Snow that appears white-to-eye can actually contain tiny black particles in amounts that can be important to climate change. This we have learned from our work on aerosols in snow and ice. We have found that small amounts of such particles can induce snow and ice melt, but we have also shown that very large amounts can prevent snow and ice from melting.
This is how it works in smaller amounts: When light-absorbing aerosols, including soot (black carbon, BC), ash, wind-blown dust, and the so called brown-carbon fraction of organic carbon (OC), deposit on snow and ice, they reduce surface reflectivity (albedo) and induce melt of darker surface, which again lowers the albedo and increases melt via a feedback mechanism. Albedo feedback is one of the mechanisms causing Arctic amplification (AA). Meaning stronger climate change in the polar regions. Pithan and Mauritsen (2014) say in their Nature paper that surface albedo feedback is the second main contributor to AA, right after increased downwelling longwave radiation.
Our BLACK project (2018-2019) focuses on Arctic climate change and investigates BC, OC and dust in the cryosphere and natural water, and drinking water of the three EU H2020 INTERACT stations visited. The collected snow, ice and water samples will be filtered during the visits and we will analyze the filters in the laboratory at my home institute FMI, Finland.
BLACK team will be conducting fieldwork on and around the stations of Faroe Islands Nature Investigation FINI, Iceland’s Sudurnes Science and Learning Center, and UK Environmental Change Network’s ECN Cairngorms, Scotland, in season 2018-2019. ‘Three islands’ thus refers to Streymoy (Strømø) of the Faroes, Iceland, and Great Britain.
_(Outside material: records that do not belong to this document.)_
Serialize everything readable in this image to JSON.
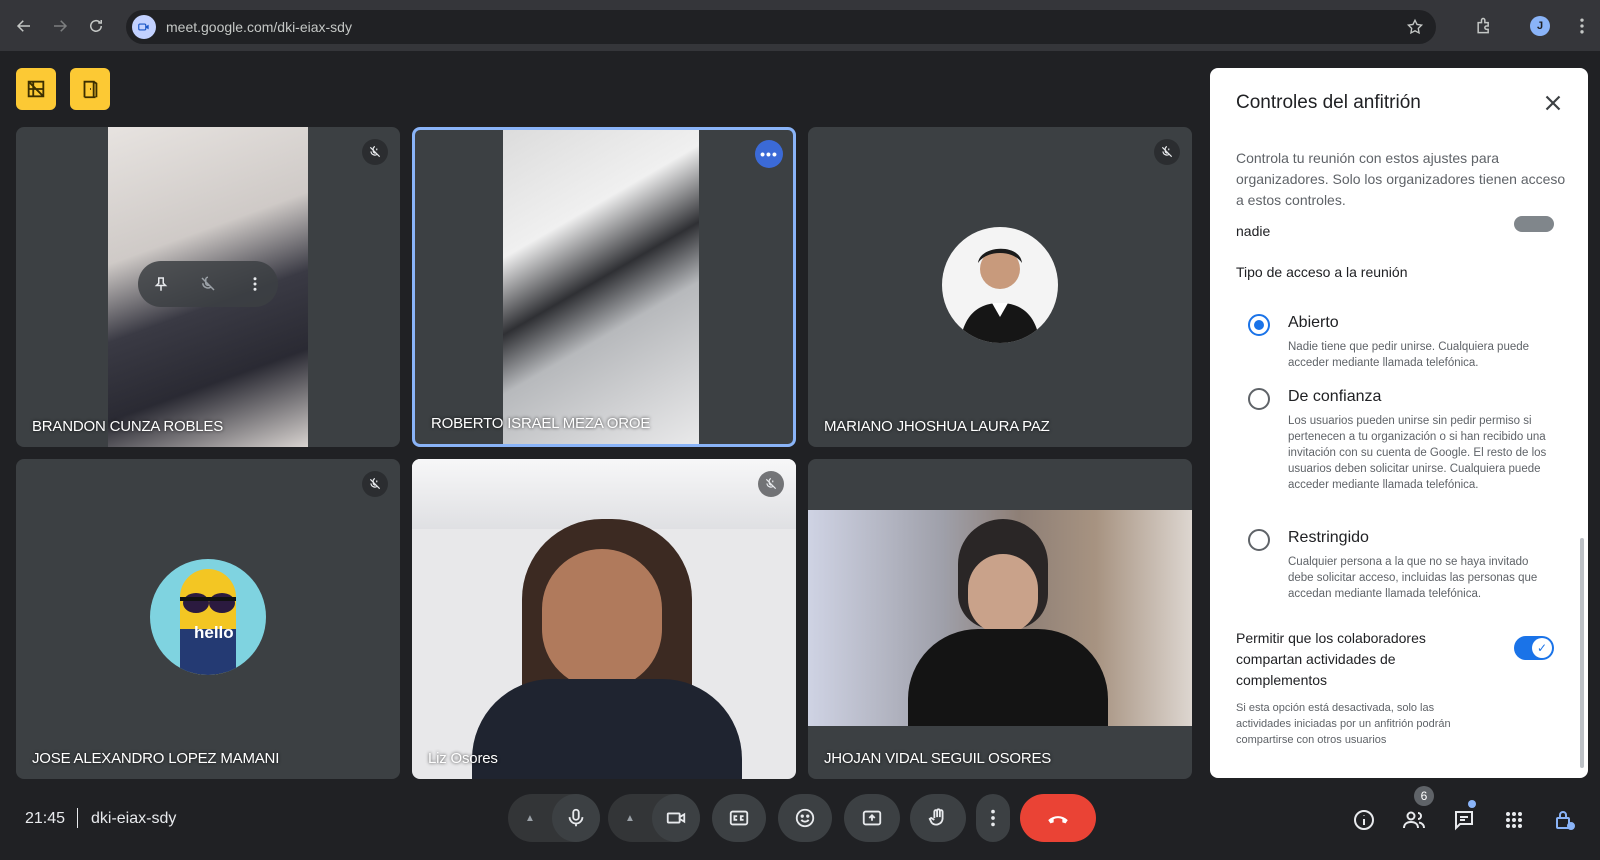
{
  "browser": {
    "url": "meet.google.com/dki-eiax-sdy",
    "profile_initial": "J"
  },
  "tiles": [
    {
      "name": "BRANDON CUNZA ROBLES",
      "muted": true
    },
    {
      "name": "ROBERTO ISRAEL MEZA OROE",
      "muted": false
    },
    {
      "name": "MARIANO JHOSHUA LAURA PAZ",
      "muted": true
    },
    {
      "name": "JOSE ALEXANDRO LOPEZ MAMANI",
      "muted": true,
      "avatar_text": "hello"
    },
    {
      "name": "Liz Osores",
      "muted": true
    },
    {
      "name": "JHOJAN VIDAL SEGUIL OSORES",
      "muted": false
    }
  ],
  "panel": {
    "title": "Controles del anfitrión",
    "description": "Controla tu reunión con estos ajustes para organizadores. Solo los organizadores tienen acceso a estos controles.",
    "partial_label": "nadie",
    "access_heading": "Tipo de acceso a la reunión",
    "options": [
      {
        "label": "Abierto",
        "desc": "Nadie tiene que pedir unirse. Cualquiera puede acceder mediante llamada telefónica.",
        "selected": true
      },
      {
        "label": "De confianza",
        "desc": "Los usuarios pueden unirse sin pedir permiso si pertenecen a tu organización o si han recibido una invitación con su cuenta de Google. El resto de los usuarios deben solicitar unirse. Cualquiera puede acceder mediante llamada telefónica.",
        "selected": false
      },
      {
        "label": "Restringido",
        "desc": "Cualquier persona a la que no se haya invitado debe solicitar acceso, incluidas las personas que accedan mediante llamada telefónica.",
        "selected": false
      }
    ],
    "permission_label": "Permitir que los colaboradores compartan actividades de complementos",
    "permission_enabled": true,
    "permission_note": "Si esta opción está desactivada, solo las actividades iniciadas por un anfitrión podrán compartirse con otros usuarios"
  },
  "bottom": {
    "time": "21:45",
    "meeting_code": "dki-eiax-sdy",
    "participants_count": "6"
  },
  "colors": {
    "hangup": "#ea4335",
    "accent": "#1a73e8",
    "active_border": "#8ab4f8",
    "corner_buttons": "#fcc934"
  }
}
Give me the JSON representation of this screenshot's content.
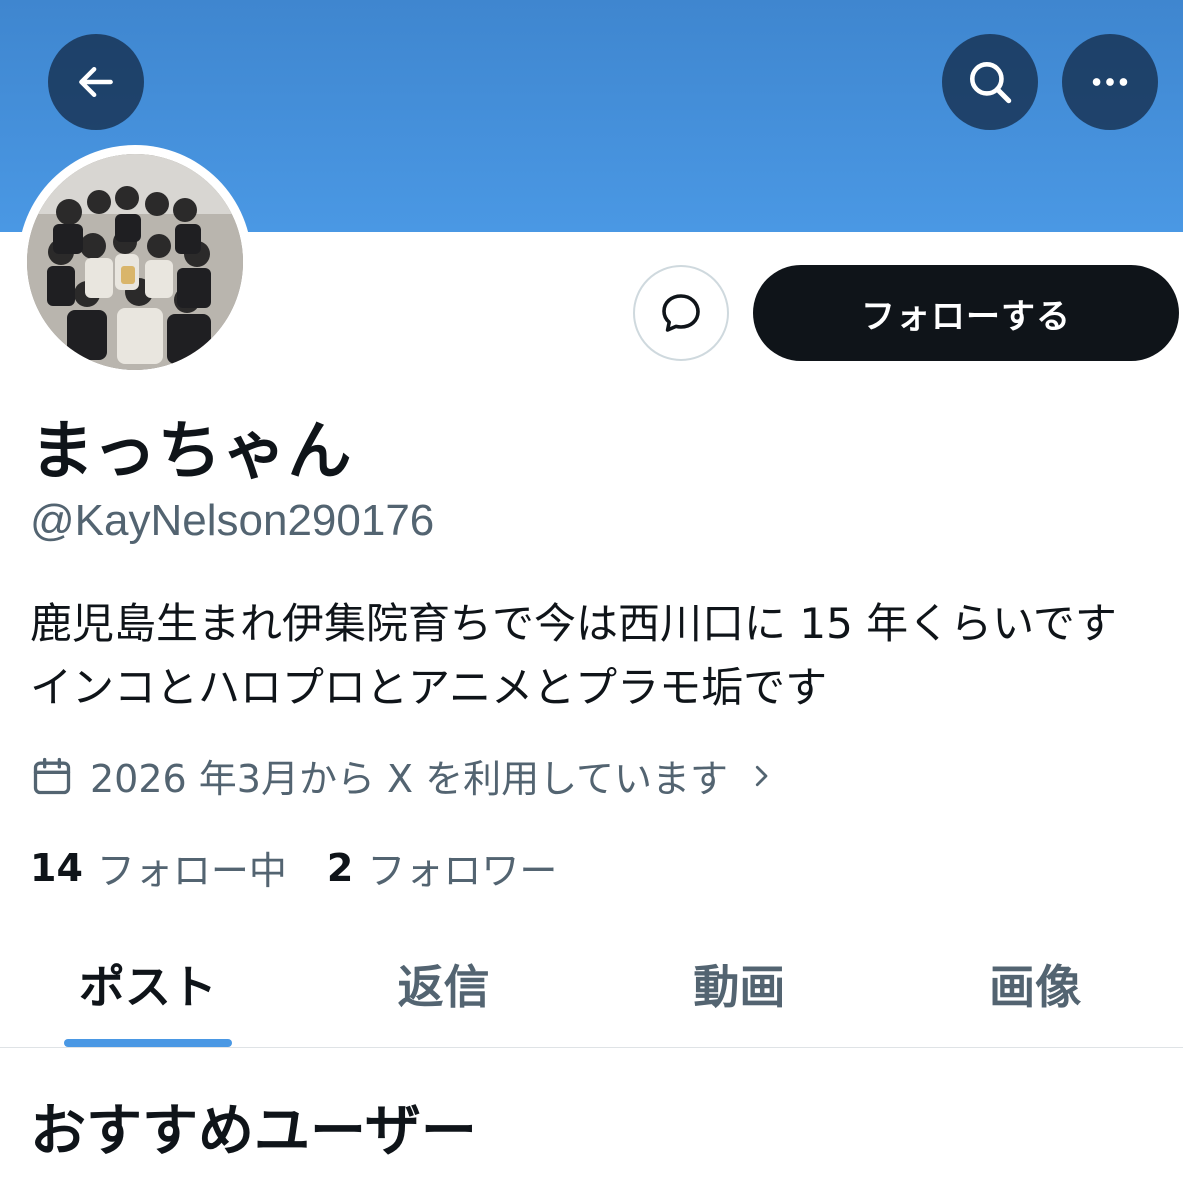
{
  "header": {
    "back_icon": "arrow-left-icon",
    "search_icon": "search-icon",
    "more_icon": "more-horizontal-icon",
    "banner_color": "#4a98e4"
  },
  "profile": {
    "display_name": "まっちゃん",
    "handle": "@KayNelson290176",
    "bio": "鹿児島生まれ伊集院育ちで今は西川口に 15 年くらいです インコとハロプロとアニメとプラモ垢です",
    "joined": "2026 年3月から X を利用しています",
    "following_count": "14",
    "following_label": "フォロー中",
    "followers_count": "2",
    "followers_label": "フォロワー"
  },
  "actions": {
    "message_icon": "message-bubble-icon",
    "follow_label": "フォローする"
  },
  "tabs": [
    {
      "label": "ポスト",
      "active": true
    },
    {
      "label": "返信",
      "active": false
    },
    {
      "label": "動画",
      "active": false
    },
    {
      "label": "画像",
      "active": false
    }
  ],
  "section": {
    "title": "おすすめユーザー"
  },
  "colors": {
    "accent": "#4a98e4",
    "text_primary": "#0f1419",
    "text_secondary": "#536471"
  }
}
BLACK aims at filling geographical gaps in the current BC data collection concerning cold climate regions at high altitudes and high Arctic latitudes, and fulfilling some of the Finland’s chairmanship program goals for the Arctic Council 2017-2019. BLACK contributes also to an ongoing Academy of Finland NABCEA–consortium project of “Novel Assessment of Black Carbon in the Eurasian Arctic, From Historical Concentrations and Sources to Future Climate Impacts (2016 – 2020)” (https://www.esrl.noaa.gov/psd/iasoa/node/206).
This Arctic Research Blog tells about the H2020 EU-Interact-BLACK Project (Grant Agreement No. 730938, PI Outi Meinander, Finnish Meteorological Institute).